Unlock the true potential of your personalisation strategy by going one step further. Create a personalised virtual storefront for individual customers. Not only would this contain product or content recommendations with the highest probability of purchase, but it would also continue to get dynamically refined based on customer eyeball data.

This means that this specially curated list of products, songs, videos, or articles, etc. would account for those recommendations that work and those that don’t and refresh automatically – based on how many seconds a customer spends hovering over an item. These time-stamped signals loop back into the AI engine, making it smarter and more intuitive.

Think of how Spotify or Netflix does this. Your playlists and watchlists continue to evolve based on every single session of content consumption.

Use Cases:

  • E-Commerce: Develop a personalised storefront of highly customised product recommendations that a customer is most likely to buy.
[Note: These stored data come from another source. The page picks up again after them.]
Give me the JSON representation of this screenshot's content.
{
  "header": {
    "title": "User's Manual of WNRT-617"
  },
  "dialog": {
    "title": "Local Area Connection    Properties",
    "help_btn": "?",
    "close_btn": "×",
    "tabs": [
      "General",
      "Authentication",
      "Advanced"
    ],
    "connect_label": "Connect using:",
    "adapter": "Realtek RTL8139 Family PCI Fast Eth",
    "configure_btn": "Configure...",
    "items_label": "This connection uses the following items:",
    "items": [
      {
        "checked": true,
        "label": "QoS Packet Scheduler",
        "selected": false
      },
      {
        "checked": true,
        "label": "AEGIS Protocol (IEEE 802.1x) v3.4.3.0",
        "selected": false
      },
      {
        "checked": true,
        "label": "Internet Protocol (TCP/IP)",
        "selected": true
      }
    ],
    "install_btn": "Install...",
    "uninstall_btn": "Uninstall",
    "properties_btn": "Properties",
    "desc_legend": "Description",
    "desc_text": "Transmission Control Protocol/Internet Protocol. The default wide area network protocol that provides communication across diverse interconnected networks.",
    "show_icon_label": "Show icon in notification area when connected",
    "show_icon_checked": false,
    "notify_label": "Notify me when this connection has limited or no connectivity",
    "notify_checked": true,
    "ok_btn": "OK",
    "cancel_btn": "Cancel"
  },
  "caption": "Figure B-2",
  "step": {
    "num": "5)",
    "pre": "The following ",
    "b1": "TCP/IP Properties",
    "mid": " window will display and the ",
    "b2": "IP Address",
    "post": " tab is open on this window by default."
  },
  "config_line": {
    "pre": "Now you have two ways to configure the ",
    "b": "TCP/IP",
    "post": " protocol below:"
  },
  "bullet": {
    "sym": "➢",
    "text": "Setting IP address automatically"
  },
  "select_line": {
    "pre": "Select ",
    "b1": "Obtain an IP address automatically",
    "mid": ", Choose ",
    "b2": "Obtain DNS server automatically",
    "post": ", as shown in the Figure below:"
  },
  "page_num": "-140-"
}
Drive traffic to this section through a banner ad on the home page
  • OTT: Create customised playlists or watchlists based on historical and real-time consumption patterns to increase average session lengths and platform stickiness

5. Reduce drop-offs = Reduce conversion cycles:

Direct repeat website visitors towards conversion by highlighting the exact product that he/she has viewed in his/her last recorded session – on a pre-defined section of your website, mobile site, or mobile app page.

This will help you increase top-of-mind recall and the chances of purchase during the current session!

Use Cases:

  • E-Commerce: Highlight targeted offers on products based on past products viewed or items abandoned in carts at a specific space on your website home page
  • EduTech: Remind repeat mobile app users to complete their pending courses by showing them a progress bar right where they are most likely to see it on app launch during their next session

Is Personalisation the Way Forward?

Yes, and yes.

According to the Gartner Hype Cycle for Digital Marketing and Advertising, 2019; “innovation profiles like personalisation engines are maturing rapidly as marketing leaders prioritise investments in this area.”

Delivering a truly omnichannel customer experience is no longer a pipedream, and scaling customer delight consistently is a function of your data-driven vision, creativity, and optimisation.

Remember – the better you know and understand your customers, the more effective your personalisation strategy, powered by AI, will be.